In deze zaak heeft een zorgverzekeraar, VGZ Zorgverzekeraar N.V., gedurende zeven jaar de zorgverzekeringspremie van de meerderjarige dochter van eiseres, [eiseres01], van de bankrekening van de moeder afgeschreven. Eiseres, een 76-jarige vrouw van Marokkaanse afkomst, vordert de terugbetaling van deze bedragen, stellende dat er geen rechtsgrond was voor de afschrijvingen, aangezien zij nooit toestemming heeft gegeven voor deze betalingen. De dochter, [naam02], is op 22 juli 2019 overleden, en na haar overlijden ontdekte de zoon van eiseres dat de premies nog steeds werden afgeschreven.
VGZ betwist de vordering en stelt dat er op 1 november 2009 een machtiging tot automatische incasso is afgegeven door [naam02], die als verzekeringsnemer verplicht was om premie te betalen. VGZ voert aan dat het gebruikelijk is dat een derde, zoals een ouder, de premie voor een verzekeringsnemer betaalt en dat zij niet verplicht zijn om te controleren of de rekeninghouder akkoord is met de machtiging. De kantonrechter heeft de argumenten van beide partijen gehoord tijdens een mondelinge behandeling op 19 september 2022.

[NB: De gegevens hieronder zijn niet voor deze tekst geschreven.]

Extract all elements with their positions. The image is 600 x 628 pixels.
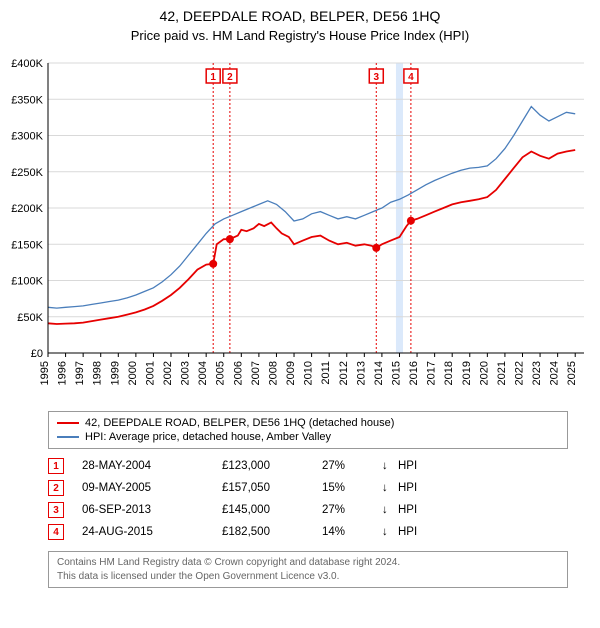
svg-text:1998: 1998 bbox=[92, 361, 104, 385]
sale-marker-number: 2 bbox=[48, 480, 64, 496]
sale-price: £182,500 bbox=[222, 526, 322, 538]
svg-text:2007: 2007 bbox=[250, 361, 262, 385]
svg-text:2025: 2025 bbox=[566, 361, 578, 385]
legend-label: 42, DEEPDALE ROAD, BELPER, DE56 1HQ (det… bbox=[85, 417, 394, 429]
svg-text:2010: 2010 bbox=[303, 361, 315, 385]
down-arrow-icon: ↓ bbox=[382, 526, 398, 538]
sales-row: 4 24-AUG-2015£182,50014%↓HPI bbox=[48, 521, 568, 543]
sales-row: 2 09-MAY-2005£157,05015%↓HPI bbox=[48, 477, 568, 499]
attribution-line2: This data is licensed under the Open Gov… bbox=[57, 570, 559, 584]
svg-text:£50K: £50K bbox=[17, 312, 43, 324]
svg-text:£400K: £400K bbox=[11, 58, 43, 70]
svg-text:£250K: £250K bbox=[11, 167, 43, 179]
sale-date: 06-SEP-2013 bbox=[82, 504, 222, 516]
sale-marker-number: 4 bbox=[48, 524, 64, 540]
sale-date: 09-MAY-2005 bbox=[82, 482, 222, 494]
svg-text:2: 2 bbox=[227, 72, 233, 83]
svg-text:2014: 2014 bbox=[373, 361, 385, 385]
svg-text:2004: 2004 bbox=[197, 361, 209, 385]
svg-text:3: 3 bbox=[373, 72, 379, 83]
svg-text:2018: 2018 bbox=[443, 361, 455, 385]
svg-text:2020: 2020 bbox=[478, 361, 490, 385]
svg-text:2001: 2001 bbox=[144, 361, 156, 385]
sale-ref: HPI bbox=[398, 482, 438, 494]
svg-text:2019: 2019 bbox=[461, 361, 473, 385]
sales-table: 128-MAY-2004£123,00027%↓HPI209-MAY-2005£… bbox=[48, 455, 568, 543]
series-marker bbox=[209, 260, 217, 268]
sale-ref: HPI bbox=[398, 504, 438, 516]
svg-text:2002: 2002 bbox=[162, 361, 174, 385]
legend-swatch bbox=[57, 422, 79, 424]
svg-text:£150K: £150K bbox=[11, 239, 43, 251]
svg-text:2024: 2024 bbox=[549, 361, 561, 385]
chart-subtitle: Price paid vs. HM Land Registry's House … bbox=[0, 28, 600, 43]
attribution-box: Contains HM Land Registry data © Crown c… bbox=[48, 551, 568, 588]
svg-text:2009: 2009 bbox=[285, 361, 297, 385]
svg-text:2013: 2013 bbox=[355, 361, 367, 385]
sales-row: 1 28-MAY-2004£123,00027%↓HPI bbox=[48, 455, 568, 477]
svg-text:2023: 2023 bbox=[531, 361, 543, 385]
svg-text:2003: 2003 bbox=[180, 361, 192, 385]
series-hpi bbox=[48, 107, 575, 309]
svg-text:£0: £0 bbox=[31, 348, 43, 360]
sale-ref: HPI bbox=[398, 460, 438, 472]
svg-text:2021: 2021 bbox=[496, 361, 508, 385]
legend: 42, DEEPDALE ROAD, BELPER, DE56 1HQ (det… bbox=[48, 411, 568, 449]
chart-title: 42, DEEPDALE ROAD, BELPER, DE56 1HQ bbox=[0, 8, 600, 24]
svg-text:£200K: £200K bbox=[11, 203, 43, 215]
attribution-line1: Contains HM Land Registry data © Crown c… bbox=[57, 556, 559, 570]
series-marker bbox=[372, 244, 380, 252]
svg-text:£100K: £100K bbox=[11, 276, 43, 288]
legend-item: HPI: Average price, detached house, Ambe… bbox=[57, 430, 559, 444]
sale-pct: 14% bbox=[322, 526, 382, 538]
svg-text:1996: 1996 bbox=[57, 361, 69, 385]
sale-pct: 15% bbox=[322, 482, 382, 494]
series-marker bbox=[226, 235, 234, 243]
legend-swatch bbox=[57, 436, 79, 438]
svg-text:2016: 2016 bbox=[408, 361, 420, 385]
svg-text:2008: 2008 bbox=[267, 361, 279, 385]
down-arrow-icon: ↓ bbox=[382, 482, 398, 494]
svg-text:2015: 2015 bbox=[390, 361, 402, 385]
chart-area: £0 £50K £100K £150K £200K £250K £300K £350K £400… bbox=[0, 53, 600, 403]
svg-text:1: 1 bbox=[210, 72, 216, 83]
svg-text:1995: 1995 bbox=[39, 361, 51, 385]
sale-marker-number: 1 bbox=[48, 458, 64, 474]
svg-text:2022: 2022 bbox=[513, 361, 525, 385]
sale-price: £123,000 bbox=[222, 460, 322, 472]
sale-ref: HPI bbox=[398, 526, 438, 538]
svg-text:2012: 2012 bbox=[338, 361, 350, 385]
sale-pct: 27% bbox=[322, 504, 382, 516]
series-marker bbox=[407, 217, 415, 225]
sale-price: £145,000 bbox=[222, 504, 322, 516]
down-arrow-icon: ↓ bbox=[382, 504, 398, 516]
sale-marker-number: 3 bbox=[48, 502, 64, 518]
svg-text:1997: 1997 bbox=[74, 361, 86, 385]
svg-text:2011: 2011 bbox=[320, 361, 332, 385]
line-chart-svg: £0 £50K £100K £150K £200K £250K £300K £350K £400… bbox=[0, 53, 600, 403]
svg-text:2006: 2006 bbox=[232, 361, 244, 385]
legend-label: HPI: Average price, detached house, Ambe… bbox=[85, 431, 331, 443]
svg-text:1999: 1999 bbox=[109, 361, 121, 385]
sale-price: £157,050 bbox=[222, 482, 322, 494]
svg-text:2017: 2017 bbox=[426, 361, 438, 385]
svg-text:2000: 2000 bbox=[127, 361, 139, 385]
sales-row: 3 06-SEP-2013£145,00027%↓HPI bbox=[48, 499, 568, 521]
sale-date: 28-MAY-2004 bbox=[82, 460, 222, 472]
svg-text:£350K: £350K bbox=[11, 94, 43, 106]
legend-item: 42, DEEPDALE ROAD, BELPER, DE56 1HQ (det… bbox=[57, 416, 559, 430]
sale-date: 24-AUG-2015 bbox=[82, 526, 222, 538]
svg-text:£300K: £300K bbox=[11, 131, 43, 143]
down-arrow-icon: ↓ bbox=[382, 460, 398, 472]
sale-pct: 27% bbox=[322, 460, 382, 472]
svg-text:2005: 2005 bbox=[215, 361, 227, 385]
svg-text:4: 4 bbox=[408, 72, 414, 83]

De kantonrechter oordeelt dat VGZ niet kan worden tegengeworpen dat [naam02] geen toereikende volmacht had om de incasso te regelen, omdat VGZ op basis van de omstandigheden mocht aannemen dat er een geldige machtiging was. De rechter concludeert dat er een rechtsgrond was voor de betalingen, namelijk de nakoming van de zorgverzekeringsovereenkomst, en wijst de vordering van eiseres af. Eiseres wordt veroordeeld in de proceskosten, die zijn vastgesteld op € 622,-.